Investors may be overly complacent about 2020
There is an eerie sense of calm on Wall Street heading to the end of the year. It’s the inverse of last year’s December market panic.
Stocks are at all-time highs. The CNN Business Fear & Greed Index is hovering above 90 — firmly in Extreme Greed territory — for the first time since 2017. The index, which tracks the VIX volatility gauge and six other measures of investor sentiment, can’t go higher than 100.
But are there risks investors are ignoring?
The trade war isn’t necessarily over. Earnings estimates and valuations may be too high.
And oil prices have crept up lately while the dollar has softened, raising the potential specter of commodity inflation. Could the Federal Reserve have to (gulp) raise rates in 2020 after all?
“I’m worried about complacency in the near-term. Some froth has been building here,” said Liz Ann Sonders, chief investment strategist with Charles Schwab. “Inflation could be one of those things that picks up, especially since so many people think inflation is dead and buried.”
Of course, rate hikes in an election year are unlikely. (President Trump’s bashing of Fed chief Jerome Powell on Twitter would probably escalate to alarmingly new levels.) But they’re not completely out of the question.
The Fed, after all, reacts to data and tries to be as apolitical as possible. If inflation pressures mount, the Fed may be forced to act — just as it did in 1992 in the midst of a presidential race. After he lost to Bill Clinton, President George H.W. Bush famously blamed former Fed chair Alan Greenspan for keeping rates too high.

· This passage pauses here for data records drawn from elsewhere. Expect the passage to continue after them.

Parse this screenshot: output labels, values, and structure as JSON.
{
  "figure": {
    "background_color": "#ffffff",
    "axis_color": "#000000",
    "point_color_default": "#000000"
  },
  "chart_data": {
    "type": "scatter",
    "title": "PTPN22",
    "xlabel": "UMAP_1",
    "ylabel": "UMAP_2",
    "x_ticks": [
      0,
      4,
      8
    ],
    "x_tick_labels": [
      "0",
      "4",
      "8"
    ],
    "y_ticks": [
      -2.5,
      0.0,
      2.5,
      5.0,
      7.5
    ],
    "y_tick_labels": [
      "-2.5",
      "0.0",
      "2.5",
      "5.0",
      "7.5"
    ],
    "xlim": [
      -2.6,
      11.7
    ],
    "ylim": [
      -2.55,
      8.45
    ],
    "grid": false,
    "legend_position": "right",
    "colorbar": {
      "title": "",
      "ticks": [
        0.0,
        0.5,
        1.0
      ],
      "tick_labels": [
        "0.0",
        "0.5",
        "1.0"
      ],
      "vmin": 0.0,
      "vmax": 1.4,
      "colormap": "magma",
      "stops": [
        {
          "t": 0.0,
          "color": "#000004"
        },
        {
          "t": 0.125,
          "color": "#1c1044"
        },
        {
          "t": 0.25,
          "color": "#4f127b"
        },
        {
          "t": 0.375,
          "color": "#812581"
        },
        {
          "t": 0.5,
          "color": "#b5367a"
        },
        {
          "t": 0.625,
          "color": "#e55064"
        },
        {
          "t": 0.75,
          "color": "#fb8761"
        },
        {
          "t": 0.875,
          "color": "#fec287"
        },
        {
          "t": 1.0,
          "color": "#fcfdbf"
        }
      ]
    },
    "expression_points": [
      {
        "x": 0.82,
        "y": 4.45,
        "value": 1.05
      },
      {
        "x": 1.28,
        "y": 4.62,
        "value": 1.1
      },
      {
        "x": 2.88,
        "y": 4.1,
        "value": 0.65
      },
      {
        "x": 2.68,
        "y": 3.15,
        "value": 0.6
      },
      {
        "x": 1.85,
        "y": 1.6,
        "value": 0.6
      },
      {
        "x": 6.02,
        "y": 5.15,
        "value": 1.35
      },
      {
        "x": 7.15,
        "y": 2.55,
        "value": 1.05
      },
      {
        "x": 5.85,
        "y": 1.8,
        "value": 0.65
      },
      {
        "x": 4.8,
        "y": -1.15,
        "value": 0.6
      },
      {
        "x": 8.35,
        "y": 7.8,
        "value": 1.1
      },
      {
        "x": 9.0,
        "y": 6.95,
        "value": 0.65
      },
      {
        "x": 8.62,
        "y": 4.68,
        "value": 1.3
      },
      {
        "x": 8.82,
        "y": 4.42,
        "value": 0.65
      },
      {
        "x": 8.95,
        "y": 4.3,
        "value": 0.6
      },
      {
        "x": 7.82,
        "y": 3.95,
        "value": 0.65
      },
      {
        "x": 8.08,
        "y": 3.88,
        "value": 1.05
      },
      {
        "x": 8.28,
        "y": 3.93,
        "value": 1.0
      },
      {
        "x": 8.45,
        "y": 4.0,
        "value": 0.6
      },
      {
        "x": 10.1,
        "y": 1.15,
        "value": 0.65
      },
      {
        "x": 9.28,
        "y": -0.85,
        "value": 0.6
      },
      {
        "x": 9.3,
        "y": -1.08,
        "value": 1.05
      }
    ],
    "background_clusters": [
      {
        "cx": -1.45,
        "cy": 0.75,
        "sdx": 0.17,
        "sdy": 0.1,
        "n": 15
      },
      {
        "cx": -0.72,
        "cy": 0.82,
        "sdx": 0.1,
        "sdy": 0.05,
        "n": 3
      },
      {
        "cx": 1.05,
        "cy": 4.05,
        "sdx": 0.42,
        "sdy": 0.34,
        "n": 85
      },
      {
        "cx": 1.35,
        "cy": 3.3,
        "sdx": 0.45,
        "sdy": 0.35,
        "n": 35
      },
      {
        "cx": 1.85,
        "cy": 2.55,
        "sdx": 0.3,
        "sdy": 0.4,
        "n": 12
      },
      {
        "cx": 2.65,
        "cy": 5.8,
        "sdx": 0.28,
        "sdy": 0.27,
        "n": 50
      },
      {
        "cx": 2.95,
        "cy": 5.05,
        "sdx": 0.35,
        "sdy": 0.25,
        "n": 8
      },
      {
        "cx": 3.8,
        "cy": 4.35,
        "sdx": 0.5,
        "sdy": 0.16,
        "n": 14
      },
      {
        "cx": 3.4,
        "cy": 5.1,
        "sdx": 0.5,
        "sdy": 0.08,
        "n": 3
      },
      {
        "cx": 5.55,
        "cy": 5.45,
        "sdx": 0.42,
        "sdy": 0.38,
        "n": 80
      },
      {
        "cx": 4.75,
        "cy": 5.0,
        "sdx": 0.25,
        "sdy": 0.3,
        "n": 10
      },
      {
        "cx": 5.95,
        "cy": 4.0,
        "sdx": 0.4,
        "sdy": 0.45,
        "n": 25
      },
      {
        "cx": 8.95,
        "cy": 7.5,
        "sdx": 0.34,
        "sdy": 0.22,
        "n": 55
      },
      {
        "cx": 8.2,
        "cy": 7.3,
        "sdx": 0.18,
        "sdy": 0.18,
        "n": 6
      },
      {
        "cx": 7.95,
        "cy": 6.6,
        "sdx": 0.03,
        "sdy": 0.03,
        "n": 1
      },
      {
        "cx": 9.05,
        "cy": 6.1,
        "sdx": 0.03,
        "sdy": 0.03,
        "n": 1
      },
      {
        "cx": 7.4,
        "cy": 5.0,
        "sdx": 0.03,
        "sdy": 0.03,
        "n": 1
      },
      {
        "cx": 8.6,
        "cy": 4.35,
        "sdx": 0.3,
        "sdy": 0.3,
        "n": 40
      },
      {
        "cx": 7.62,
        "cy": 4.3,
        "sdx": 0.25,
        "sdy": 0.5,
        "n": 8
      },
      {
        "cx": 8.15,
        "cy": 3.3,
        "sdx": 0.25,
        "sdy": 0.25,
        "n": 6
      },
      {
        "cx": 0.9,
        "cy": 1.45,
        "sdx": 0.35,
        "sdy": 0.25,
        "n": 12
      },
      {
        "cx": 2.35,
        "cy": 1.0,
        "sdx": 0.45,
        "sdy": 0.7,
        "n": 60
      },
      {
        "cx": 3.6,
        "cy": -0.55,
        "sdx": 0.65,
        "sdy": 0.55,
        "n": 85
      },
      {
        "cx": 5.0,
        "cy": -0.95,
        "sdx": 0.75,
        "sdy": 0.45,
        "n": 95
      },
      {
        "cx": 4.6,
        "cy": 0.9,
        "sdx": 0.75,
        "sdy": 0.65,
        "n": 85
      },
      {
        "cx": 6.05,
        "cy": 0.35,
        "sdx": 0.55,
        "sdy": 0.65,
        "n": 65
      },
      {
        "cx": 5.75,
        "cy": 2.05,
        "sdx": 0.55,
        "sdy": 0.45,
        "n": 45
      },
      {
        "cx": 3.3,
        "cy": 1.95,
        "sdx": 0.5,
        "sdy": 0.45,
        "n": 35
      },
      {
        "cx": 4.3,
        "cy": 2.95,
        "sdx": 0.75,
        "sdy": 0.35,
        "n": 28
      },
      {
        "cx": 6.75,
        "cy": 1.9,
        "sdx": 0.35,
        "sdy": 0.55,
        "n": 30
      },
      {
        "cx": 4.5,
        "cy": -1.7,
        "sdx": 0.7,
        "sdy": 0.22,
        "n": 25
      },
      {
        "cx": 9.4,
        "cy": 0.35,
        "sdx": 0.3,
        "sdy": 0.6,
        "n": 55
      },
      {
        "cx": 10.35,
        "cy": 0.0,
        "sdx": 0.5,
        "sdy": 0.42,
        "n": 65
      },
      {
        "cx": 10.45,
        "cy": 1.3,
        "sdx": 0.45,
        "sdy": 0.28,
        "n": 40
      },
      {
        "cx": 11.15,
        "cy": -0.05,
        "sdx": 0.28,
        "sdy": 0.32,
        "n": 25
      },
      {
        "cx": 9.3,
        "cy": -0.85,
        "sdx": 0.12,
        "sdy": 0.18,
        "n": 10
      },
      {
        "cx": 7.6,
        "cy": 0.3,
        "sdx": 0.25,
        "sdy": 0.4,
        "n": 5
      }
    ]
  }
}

Inflation returns with a vengeance?
That’s why some strategists see inflation creeping up as a possible 2020 problem for the markets and economy.
“Crude prices have held above the $60 level. If oil continues to go higher over the next six months are we going to be talking about inflation?” said TD Ameritrade chief market strategist JJ Kinahan.
“We haven’t talked about inflation for so long — and it’s the punch you don’t see that usually knocks you out,” Kinahan added.
Kinahan notes that in addition to higher commodity prices, wages are steadily increasing and the dollar has weakened following a strong start to the year. Add all that up and inflation pressures may start to eat into corporate profits.
That could be bad news for stocks, given that valuations are starting to look a bit rich.
“If the Fed reacts to inflation and starts raising rates, then I would get nervous,” said John Schlifske, chairman, president and CEO of Northwestern Mutual. “There’s always the potential for a curve ball. Central banks around the world in general are a risk.”
Earnings estimates may need to come down
Inflation isn’t the only possible bugaboo that could derail the stock market and the economy.
Sonders said she’s keeping a close eye on potential cracks in the job market. Sure, employers are still adding a healthy number of workers and the unemployment remains near a half-century low.
But she noted that there have been “troubling kinks” in the most recent weekly jobless claims numbers, with more people filing for unemployment benefits in states with big agricultural and industrial industries — i.e. those with more exposure to tariffs and the trade war with China.
Profit forecasts for 2020 might be too high, Sonders said, and she’s concerned that businesses will need to absorb the hit from higher tariffs instead of passing them on to consumers.
“Manufacturers have been talking about how sourcing in China is an issue and companies are limited with what they can do to shift their supply chains. They are doing the best they can but they are eating a lot of the higher costs,” Sonders said.
Don’t ignore the 2020 election and Brexit
Political uncertainty remains as well, at home and abroad.
“The market could have a stronger reaction to political rhetoric once we get past the conventions and have a clear Democratic candidate,” said John Conlon, chief equity strategist with People’s United Advisors.
While investors often try to ignore the noise, there is a chance that two sectors that have performed well this year — technology and health care — could get hit, Conlon said. President Trump has talked about reining in drug prices and he has made no secret of his animosity towards Amazon, Facebook, Google owner Alphabet and other tech giants.
And the more progressive Democratic contenders, most notably Elizabeth Warren and Bernie Sanders, also have bold plans for the health care and tech industries.
On the international front, American investors may need to pay more attention to the chaotic Brexit situation and the potential that market turmoil could spill over to the European continent. If that happens, the economies of big European nations like Germany could slow. That, in turn, could further weaken growth in China given how much that nation relies on Europe as an end market.
Rich Sega, global chief investment strategist for Conning, worries that Europe could be a drag on global growth. “That’s not going to get better with Brexit and how that will impact exports to China,” he told CNN Business.
In other words, the market still has a lot to worry about — but you wouldn’t know it by looking at how well the Dow, S&P 500 and Nasdaq have done this year.